Kevin Parent as Antoine (Adopt Films)

Edited, Written & Directed by Jean-Marc Vallée
Produced by Pierre Even & Marie-Claude Poulin
Released by Adopt Films
French with English subtitles
Canada/France. 120 min. Not rated
With Vanessa Paradis, Kevin Parent, Hélène Florent, Évelyne Brochu, Marin Gerrier & Alice Dubois

Directed and written by Canadian filmmaker Jean-Marc Vallée (whose last film was the enchanting period piece The Young Victoria), Café de Flore relies heavily on the illuminating relationship between music and memory. Characters utilize memories of specific songs, including one which gives the film its title, to both sooth and trigger emotions. Taking place in two different cities and time periods, the film connects two seemingly unrelated stories through sound and the concept of past lives. The idea that the contemporary Quebecois are reincarnations of characters living in 1960s Paris doesn’t quite pack the emotional punch the film attempts to create. That being said, the use of sound and music to connect imagery illuminate the stories very well, so much so that it left me wishing Café de Flore would have left the reincarnation theme behind to focus solely on the two interlinked tales.

Antoine (Kevin Parent), a well-known D.J., lives with his girlfriend, Rose (Evelyne Brochu), in Montreal. It has been two years since he separated from his wife, Carole (Hélène Florent), with whom he has two young daughters. Antoine and Carole have been together since they were teenagers, and their breakup has left Carole emotionally traumatized. She sleepwalks, has turned to drugs, and has recurring nightmares. Antoine, though completely in love with Rose, deals with his own guilt, especially with concern to his daughters, by going to a therapist.

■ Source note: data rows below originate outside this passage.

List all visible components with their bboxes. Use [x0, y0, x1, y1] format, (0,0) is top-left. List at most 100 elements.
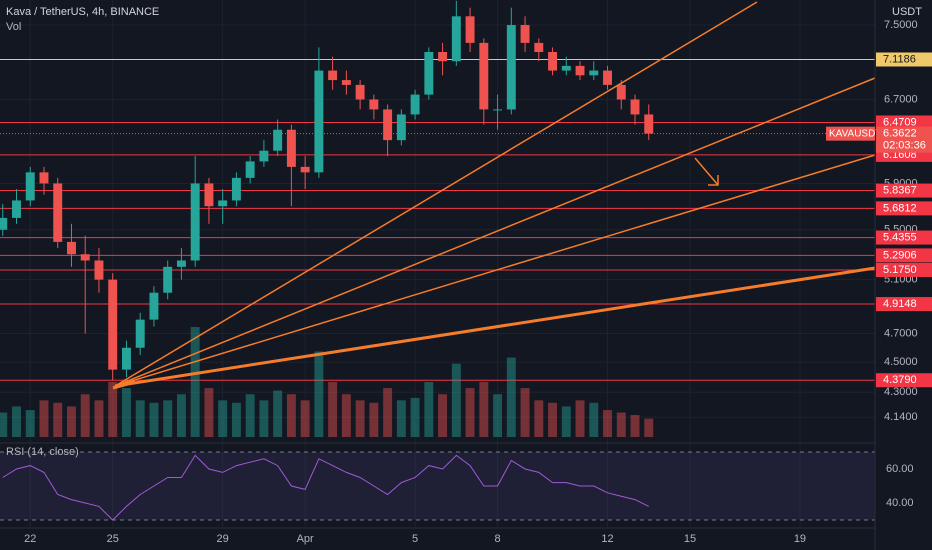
- x-tick-label: Apr: [297, 533, 314, 545]
- candle-body: [12, 200, 21, 218]
- volume-bar: [644, 418, 654, 437]
- volume-bar: [479, 382, 489, 437]
- level-label: 4.9148: [883, 298, 917, 310]
- level-tag: [876, 297, 932, 312]
- candle-body: [589, 70, 599, 76]
- volume-bar: [218, 400, 228, 437]
- volume-bar: [561, 406, 571, 437]
- volume-bar: [410, 397, 420, 437]
- candle-body: [273, 129, 283, 151]
- candle-body: [259, 150, 269, 162]
- chart-title: Kava / TetherUS, 4h, BINANCE: [6, 6, 159, 18]
- candle-body: [53, 183, 63, 242]
- volume-bar: [369, 402, 379, 437]
- x-tick-label: 29: [217, 533, 229, 545]
- candle-body: [204, 183, 214, 207]
- volume-bar: [163, 400, 173, 437]
- candle-body: [231, 177, 241, 201]
- rsi-tick-label: 60.00: [886, 463, 914, 475]
- level-tag: [876, 201, 932, 216]
- rsi-tick-label: 40.00: [886, 497, 914, 509]
- symbol-label: KAVAUSDT: [829, 128, 881, 139]
- rsi-pane: [0, 451, 880, 521]
- volume-bar: [121, 388, 131, 437]
- trend-line: [112, 380, 136, 390]
- volume-bar: [39, 400, 49, 437]
- volume-bar: [589, 402, 599, 437]
- level-label: 5.4355: [883, 231, 917, 243]
- candle-body: [328, 70, 338, 81]
- level-tag: [876, 115, 932, 130]
- candle-body: [149, 292, 159, 320]
- candle-body: [0, 217, 8, 230]
- level-tag: [876, 230, 932, 245]
- price-tag: [876, 126, 932, 153]
- candle-body: [479, 42, 489, 110]
- candle-body: [644, 114, 654, 134]
- volume-bar: [149, 402, 159, 437]
- candle-body: [341, 80, 351, 85]
- volume-bar: [231, 402, 241, 437]
- volume-bar: [80, 394, 90, 437]
- y-tick-label: 4.5000: [884, 356, 918, 368]
- volume-bar: [548, 402, 558, 437]
- level-label: 5.1750: [883, 264, 917, 276]
- price-label: 6.3622: [883, 128, 917, 140]
- y-tick-label: 7.5000: [884, 19, 918, 31]
- x-tick-label: 19: [794, 533, 806, 545]
- rsi-line: [2, 454, 649, 521]
- y-tick-label: 4.3000: [884, 386, 918, 398]
- candle-body: [25, 172, 35, 201]
- volume-label: Vol: [6, 21, 21, 33]
- volume-bar: [424, 382, 434, 437]
- candle-body: [438, 51, 448, 62]
- volume-bar: [520, 388, 530, 437]
- level-tag: [876, 52, 932, 67]
- volume-bar: [245, 394, 255, 437]
- y-tick-label: 4.1400: [884, 411, 918, 423]
- volume-bar: [314, 351, 324, 437]
- trend-line: [114, 1, 758, 387]
- volume-bar: [575, 400, 585, 437]
- candle-body: [80, 254, 90, 261]
- candle-body: [218, 200, 228, 207]
- volume-bar: [273, 390, 283, 437]
- volume-bar: [176, 394, 186, 437]
- volume-bar: [108, 382, 118, 437]
- x-tick-label: 8: [495, 533, 501, 545]
- level-label: 5.6812: [883, 202, 917, 214]
- candle-body: [39, 172, 49, 184]
- candle-body: [548, 51, 558, 71]
- candle-body: [534, 42, 544, 52]
- drawings: [112, 1, 876, 390]
- candle-body: [245, 161, 255, 178]
- volume-bar: [53, 402, 63, 437]
- candle-body: [616, 84, 626, 100]
- candle-body: [410, 94, 420, 115]
- volume-bar: [451, 363, 461, 437]
- candle-body: [424, 51, 434, 95]
- x-tick-label: 12: [601, 533, 613, 545]
- level-label: 6.4709: [883, 116, 917, 128]
- candle-body: [506, 25, 516, 110]
- x-tick-label: 5: [412, 533, 418, 545]
- candle-body: [163, 266, 173, 293]
- symbol-tag: [826, 126, 875, 141]
- candle-body: [67, 241, 76, 255]
- candle-body: [451, 16, 461, 62]
- volume-bar: [67, 406, 76, 437]
- volume-bar: [534, 400, 544, 437]
- level-label: 7.1186: [883, 53, 916, 65]
- volume-bar: [12, 406, 21, 437]
- volume-bar: [25, 410, 35, 437]
- candle-body: [383, 109, 393, 141]
- trend-line: [114, 154, 876, 387]
- candle-body: [314, 70, 324, 173]
- volume-bar: [493, 394, 503, 437]
- candle-body: [135, 319, 145, 348]
- candle-body: [396, 114, 406, 141]
- volume-bar: [506, 357, 516, 437]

Paralleling Antoine and Carole’s story is Jacqueline’s. A single mother living in Paris in the 1960s, Jacqueline (Vanessa Paradis) struggles to raise her seven-year-old son, Laurent (Marin Gerrier), who has Down syndrome. He relies on her solely and she devotes herself to his well-being as well as his education and his navigation in an often cruel world. When Laurent becomes attached to a classmate, a girl who also with Down syndrome, Jacqueline becomes distraught. She can’t handle the idea that Laurent may have found someone he needs and loves as much as her. Her fear of losing him and no longer having a purpose in her life drives Jacqueline to make some drastic decisions.

These stories are fluid, moving between not only both eras but also within flashbacks in each story—to the early days of Carole and Antoine’s relationship and the birth of Laurent. Pink Floyd’s Dark Side of Moon is the central musical theme. The dark and moody music gives the sections a similar tone, though other music peppers the soundtrack as well. Eighties alternative songs come to represent Antoine and Carole’s relationship while Laurent is obsessed with a certain French vinyl record, and most of this music travels between both time periods.

It’s the music which makes these parallel narratives come to life. However, the film tries to justify their loose connection with a plot point about Carole’s obsession with past lives and reincarnation, which takes away a bit from the film’s fluidity and magic. The music and similarities between the stories do that job just fine, and Carole’s fascination doesn’t quite have the depth the film wishes it had. What makes Café de Flore a unique film is its use of imagery in connection to music and memory. The rest hinders what is a borderline experimental feast for the senses, like an overly long music video, in the best way possible.